DVD Review: The Old Dark House

★★★★☆

On a dark and stormy night, self-conscious genre tropes abound in James Whale’s riotously fun 1932 gothic chiller The Old Dark House. Five people find themselves stuck overnight in a creepy old mansion, tenanted by a bizarre brother and sister, their decrepit father and a monstrous butler played by the inimitable Boris Karloff.

Bickering couple Philip and Margaret Waverton (Raymond Massey and Gloria Stuart) are lost driving through Wales at night, accompanied by their louche friend Penderel (Melvyn Douglas) cracks wise in the bag. The torrential downpour causes the hillside to collapse, blocking the road, so the trio seek shelter in the eponymous gothic-styled mansion, later joined by the brash Sir William Porterhouse (a young Charles Laughton) and good-time-gal Gladys (Lillian Bond).

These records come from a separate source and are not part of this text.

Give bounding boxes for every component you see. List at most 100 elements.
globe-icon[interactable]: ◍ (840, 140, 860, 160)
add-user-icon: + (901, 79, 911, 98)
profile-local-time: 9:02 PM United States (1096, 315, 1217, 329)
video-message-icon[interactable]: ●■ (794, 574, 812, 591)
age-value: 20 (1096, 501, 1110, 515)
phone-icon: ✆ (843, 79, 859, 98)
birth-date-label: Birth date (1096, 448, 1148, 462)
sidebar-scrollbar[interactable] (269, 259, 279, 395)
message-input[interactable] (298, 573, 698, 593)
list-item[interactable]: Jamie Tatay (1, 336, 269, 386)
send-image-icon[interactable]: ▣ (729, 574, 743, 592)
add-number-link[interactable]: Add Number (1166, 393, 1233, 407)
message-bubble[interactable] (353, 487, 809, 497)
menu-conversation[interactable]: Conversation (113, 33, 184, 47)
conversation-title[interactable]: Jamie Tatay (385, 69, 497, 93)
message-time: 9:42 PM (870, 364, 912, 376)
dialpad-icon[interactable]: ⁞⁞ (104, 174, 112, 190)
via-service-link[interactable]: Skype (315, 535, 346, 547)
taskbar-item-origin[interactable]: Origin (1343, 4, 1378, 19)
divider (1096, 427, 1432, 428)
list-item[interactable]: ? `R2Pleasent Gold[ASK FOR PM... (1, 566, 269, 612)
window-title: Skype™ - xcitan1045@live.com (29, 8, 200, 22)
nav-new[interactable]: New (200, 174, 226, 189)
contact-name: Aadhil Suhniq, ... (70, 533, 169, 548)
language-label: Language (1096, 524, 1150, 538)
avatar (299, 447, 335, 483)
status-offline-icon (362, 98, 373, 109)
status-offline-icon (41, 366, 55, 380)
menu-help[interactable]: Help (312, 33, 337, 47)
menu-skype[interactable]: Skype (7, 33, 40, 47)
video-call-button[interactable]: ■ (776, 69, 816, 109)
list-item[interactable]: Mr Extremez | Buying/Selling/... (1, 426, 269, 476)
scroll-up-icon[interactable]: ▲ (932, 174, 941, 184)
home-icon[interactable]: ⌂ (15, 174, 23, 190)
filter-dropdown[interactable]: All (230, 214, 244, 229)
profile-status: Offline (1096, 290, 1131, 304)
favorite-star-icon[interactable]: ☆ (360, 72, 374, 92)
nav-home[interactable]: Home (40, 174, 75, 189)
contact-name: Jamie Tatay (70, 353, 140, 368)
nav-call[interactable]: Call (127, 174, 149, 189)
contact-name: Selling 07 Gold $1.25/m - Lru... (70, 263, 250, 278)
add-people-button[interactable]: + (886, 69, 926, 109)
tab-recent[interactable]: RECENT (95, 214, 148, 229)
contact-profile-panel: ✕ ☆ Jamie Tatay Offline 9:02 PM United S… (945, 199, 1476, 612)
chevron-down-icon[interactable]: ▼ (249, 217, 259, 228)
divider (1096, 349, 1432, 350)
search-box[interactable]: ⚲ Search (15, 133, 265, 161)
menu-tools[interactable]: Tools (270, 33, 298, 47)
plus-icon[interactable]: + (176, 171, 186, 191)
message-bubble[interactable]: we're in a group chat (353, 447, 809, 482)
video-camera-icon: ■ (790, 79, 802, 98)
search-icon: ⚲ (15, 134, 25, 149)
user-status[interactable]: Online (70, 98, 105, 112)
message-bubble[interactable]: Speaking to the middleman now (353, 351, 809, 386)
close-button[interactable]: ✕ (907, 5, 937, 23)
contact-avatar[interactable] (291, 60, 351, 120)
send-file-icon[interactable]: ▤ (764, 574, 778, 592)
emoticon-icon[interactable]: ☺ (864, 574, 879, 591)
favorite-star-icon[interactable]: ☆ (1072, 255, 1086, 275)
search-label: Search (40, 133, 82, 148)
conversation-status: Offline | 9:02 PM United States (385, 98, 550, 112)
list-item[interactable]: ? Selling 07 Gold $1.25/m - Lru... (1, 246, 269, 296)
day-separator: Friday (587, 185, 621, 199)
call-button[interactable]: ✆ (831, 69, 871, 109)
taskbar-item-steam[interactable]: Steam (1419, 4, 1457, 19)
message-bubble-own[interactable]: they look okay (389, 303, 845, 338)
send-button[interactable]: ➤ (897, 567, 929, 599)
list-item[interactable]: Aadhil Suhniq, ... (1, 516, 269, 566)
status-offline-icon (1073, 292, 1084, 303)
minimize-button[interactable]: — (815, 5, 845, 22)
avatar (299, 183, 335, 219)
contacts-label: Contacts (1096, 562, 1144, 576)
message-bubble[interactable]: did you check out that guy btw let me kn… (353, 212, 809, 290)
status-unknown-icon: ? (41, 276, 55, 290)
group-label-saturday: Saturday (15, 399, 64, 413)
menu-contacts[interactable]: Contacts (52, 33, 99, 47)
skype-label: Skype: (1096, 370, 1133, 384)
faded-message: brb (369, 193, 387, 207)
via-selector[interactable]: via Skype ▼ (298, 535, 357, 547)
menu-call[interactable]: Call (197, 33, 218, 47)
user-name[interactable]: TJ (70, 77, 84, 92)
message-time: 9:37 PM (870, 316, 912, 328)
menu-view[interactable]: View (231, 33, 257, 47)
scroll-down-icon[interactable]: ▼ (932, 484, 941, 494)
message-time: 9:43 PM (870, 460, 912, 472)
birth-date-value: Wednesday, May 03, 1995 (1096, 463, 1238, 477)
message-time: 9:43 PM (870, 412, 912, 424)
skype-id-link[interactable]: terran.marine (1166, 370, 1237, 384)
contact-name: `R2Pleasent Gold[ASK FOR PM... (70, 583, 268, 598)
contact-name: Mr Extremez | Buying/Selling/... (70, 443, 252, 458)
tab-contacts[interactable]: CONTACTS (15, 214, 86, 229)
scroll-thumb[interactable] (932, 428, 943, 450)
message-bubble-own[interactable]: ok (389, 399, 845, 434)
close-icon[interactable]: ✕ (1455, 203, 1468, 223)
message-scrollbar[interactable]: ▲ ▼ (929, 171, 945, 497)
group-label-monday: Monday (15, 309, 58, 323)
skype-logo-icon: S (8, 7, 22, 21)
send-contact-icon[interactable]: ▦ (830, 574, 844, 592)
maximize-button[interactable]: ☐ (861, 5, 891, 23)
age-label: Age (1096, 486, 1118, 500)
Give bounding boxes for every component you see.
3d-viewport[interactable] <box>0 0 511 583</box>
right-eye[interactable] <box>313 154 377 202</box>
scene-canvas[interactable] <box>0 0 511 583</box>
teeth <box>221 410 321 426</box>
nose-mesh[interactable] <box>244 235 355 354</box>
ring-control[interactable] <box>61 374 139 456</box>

Acrimoniously greeted by mute butler Morgan (Karloff) and later oddball siblings Horace and Rebecca Femm (Ernest Thesiger and Eva Moore), the Wavertons are in for a night they’ll never forget. The Old Dark House was Whale’s second horror film after 1931’s Frankenstein and his return to the genre sees the director leaning fully in to its gothic tropes. Though the earlier film is arguably the more influential, The Old Dark House represents a clear improvement in Whale’s craft, with ambitious camera motion and a greater creation of cinematic space than in Frankenstein, all shot with expressionist lighting and camera angles.

The queer gender politics which would come to fruition in Whale’s masterpiece Bride of Frankenstein are in evident gestation here, helped in no small part by Ernest Thesiger’s scene-stealing performance as Horace (Thesiger would later appear in Bride as the subversive Dr. Pretorius). We first meet him descending the house’s dusty staircase as the camera rises to meet him, announcing with a flourish and a double meaning about as subtle as the film’s title, “my name is Femm”.

Horace’s sinful atheism is set against his sister’s moral severity. Proudly declaring her piety above the ‘wickedness’ of her family, Rebecca equates Margaret’s youth and beauty as sinful, prodding at her silk dress and unblemished skin with equal contempt. This generational schism is in many ways the key to the film. Confining the Femms to the decaying past, the house becomes a site for conflict between the inter-war modernity of the Wavertons and the Victorian values of yesterday, now become corrupt and monstrous.

A clear influence on both the family oriented gothic of The Addams Family and the affectionate parody of Cabin in the Woods, The Old Dark House is a classic of horror-comedy. Indeed, part of the reason that Whale’s films have aged so well compared to other entries in Universal’s horror cycle of the 1930s and 40s is his mastery of the genre’s tropes and of horror’s adjacency to comedy. All Whale’s Universal films are funny, but The Old Dark House is fundamentally comic – a shaggy dog story where peril and terror is more gestured towards than fully divulged.